During pregnancy. ECT has been found safe during all trimesters of pregnancy by the American Psychiatric Association. However, all ECT on pregnant women should occur in a hospital with facilities to manage a fetal emergency (Miller 1994). During pregnancy, several recommendations are added to the standard procedure to decrease potential risks. An obstetric consultation should be considered in high-risk patients. Vaginal exam is not obligatory, though, since it is relatively contraindicated during pregnancy. Furthermore, nothing about the vaginal exam would affect ECT. In the past, external fetal cardiac monitoring during the procedure was recommended. However, no alteration in fetal heart rate has been observed. Therefore, fetal monitoring as a routine part of the procedure is not warranted given its expense and lack of utility (M. Fink, personal communication).

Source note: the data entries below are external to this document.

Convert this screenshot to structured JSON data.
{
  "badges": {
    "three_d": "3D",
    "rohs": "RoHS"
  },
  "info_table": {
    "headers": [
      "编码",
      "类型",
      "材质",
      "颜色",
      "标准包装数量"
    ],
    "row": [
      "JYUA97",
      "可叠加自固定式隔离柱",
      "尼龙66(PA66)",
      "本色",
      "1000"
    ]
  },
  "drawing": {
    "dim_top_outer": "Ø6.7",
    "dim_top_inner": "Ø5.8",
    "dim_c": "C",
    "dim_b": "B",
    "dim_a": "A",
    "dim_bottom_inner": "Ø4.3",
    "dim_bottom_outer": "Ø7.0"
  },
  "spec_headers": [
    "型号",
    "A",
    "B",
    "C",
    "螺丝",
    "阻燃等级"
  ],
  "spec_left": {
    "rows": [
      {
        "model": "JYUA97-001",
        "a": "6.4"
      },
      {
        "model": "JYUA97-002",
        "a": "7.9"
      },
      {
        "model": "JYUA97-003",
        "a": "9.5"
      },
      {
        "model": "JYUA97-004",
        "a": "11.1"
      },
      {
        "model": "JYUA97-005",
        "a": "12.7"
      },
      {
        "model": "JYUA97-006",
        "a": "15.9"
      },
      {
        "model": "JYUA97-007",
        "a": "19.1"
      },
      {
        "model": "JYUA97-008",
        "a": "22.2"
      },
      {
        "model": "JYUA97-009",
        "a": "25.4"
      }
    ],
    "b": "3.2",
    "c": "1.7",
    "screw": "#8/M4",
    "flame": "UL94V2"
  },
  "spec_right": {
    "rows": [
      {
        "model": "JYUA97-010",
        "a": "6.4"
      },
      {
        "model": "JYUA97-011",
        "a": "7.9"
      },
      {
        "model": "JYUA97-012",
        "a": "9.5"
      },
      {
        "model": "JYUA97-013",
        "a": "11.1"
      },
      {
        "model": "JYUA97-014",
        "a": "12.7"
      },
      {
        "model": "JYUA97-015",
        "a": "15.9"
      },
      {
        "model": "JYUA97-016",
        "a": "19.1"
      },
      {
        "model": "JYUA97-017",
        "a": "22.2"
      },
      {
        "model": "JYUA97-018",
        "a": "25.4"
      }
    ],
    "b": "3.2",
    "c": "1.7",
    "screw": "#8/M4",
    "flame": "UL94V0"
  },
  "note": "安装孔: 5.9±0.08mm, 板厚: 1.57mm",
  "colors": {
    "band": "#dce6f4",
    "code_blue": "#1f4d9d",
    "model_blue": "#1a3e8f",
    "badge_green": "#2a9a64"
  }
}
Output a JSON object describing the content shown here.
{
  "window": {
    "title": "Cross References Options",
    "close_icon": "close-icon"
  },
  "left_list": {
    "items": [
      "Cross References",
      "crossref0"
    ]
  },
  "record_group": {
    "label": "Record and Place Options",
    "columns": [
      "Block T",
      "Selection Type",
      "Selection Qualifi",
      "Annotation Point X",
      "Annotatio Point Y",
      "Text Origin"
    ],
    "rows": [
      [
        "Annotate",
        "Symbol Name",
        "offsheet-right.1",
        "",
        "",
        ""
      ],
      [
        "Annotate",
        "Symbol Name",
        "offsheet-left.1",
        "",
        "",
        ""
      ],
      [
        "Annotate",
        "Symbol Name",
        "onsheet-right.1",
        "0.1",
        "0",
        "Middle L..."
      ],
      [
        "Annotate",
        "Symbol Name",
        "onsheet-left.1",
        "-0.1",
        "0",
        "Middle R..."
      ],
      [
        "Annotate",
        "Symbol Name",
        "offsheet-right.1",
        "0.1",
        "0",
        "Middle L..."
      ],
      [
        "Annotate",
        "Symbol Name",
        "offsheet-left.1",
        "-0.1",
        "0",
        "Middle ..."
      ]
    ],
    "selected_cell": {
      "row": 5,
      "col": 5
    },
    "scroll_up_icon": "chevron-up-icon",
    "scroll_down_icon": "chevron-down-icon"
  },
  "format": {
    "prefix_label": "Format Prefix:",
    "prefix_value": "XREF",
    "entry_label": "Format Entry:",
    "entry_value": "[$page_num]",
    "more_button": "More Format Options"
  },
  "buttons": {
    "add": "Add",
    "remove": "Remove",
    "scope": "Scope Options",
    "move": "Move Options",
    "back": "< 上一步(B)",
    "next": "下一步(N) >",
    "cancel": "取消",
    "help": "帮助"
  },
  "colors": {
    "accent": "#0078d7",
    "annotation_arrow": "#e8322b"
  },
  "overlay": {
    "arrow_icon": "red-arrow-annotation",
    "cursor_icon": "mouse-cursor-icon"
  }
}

In high-risk cases, the presence of an obstetrician during the procedure is recommended.
If the patient is in the second half of pregnancy, intubation is the standard of anesthetic care to reduce the risk of pulmonary aspiration and resultant aspiration pneumonitis. During pregnancy, gastric emptying is prolonged, increasing the risk of aspiration of regurgitated gastric contents during ECT. Pneumonitis may result following aspiration of particulate matter or acidic fluid from the stomach. Standard procedure requires the patient to take nothing by mouth after midnight the night preceding ECT. However, in the pregnant patient this is often insufficient to prevent regurgitation. In the second half of pregnancy, intubation is performed routinely to isolate the airway and reduce the risk of aspiration. In addition, administering a nonparticulate antacid, such as sodium citrate, to raise gastric pH, may be considered as optional adjuvant therapy, but its usefulness is debated (Miller 1994, M. Fink, personal communication).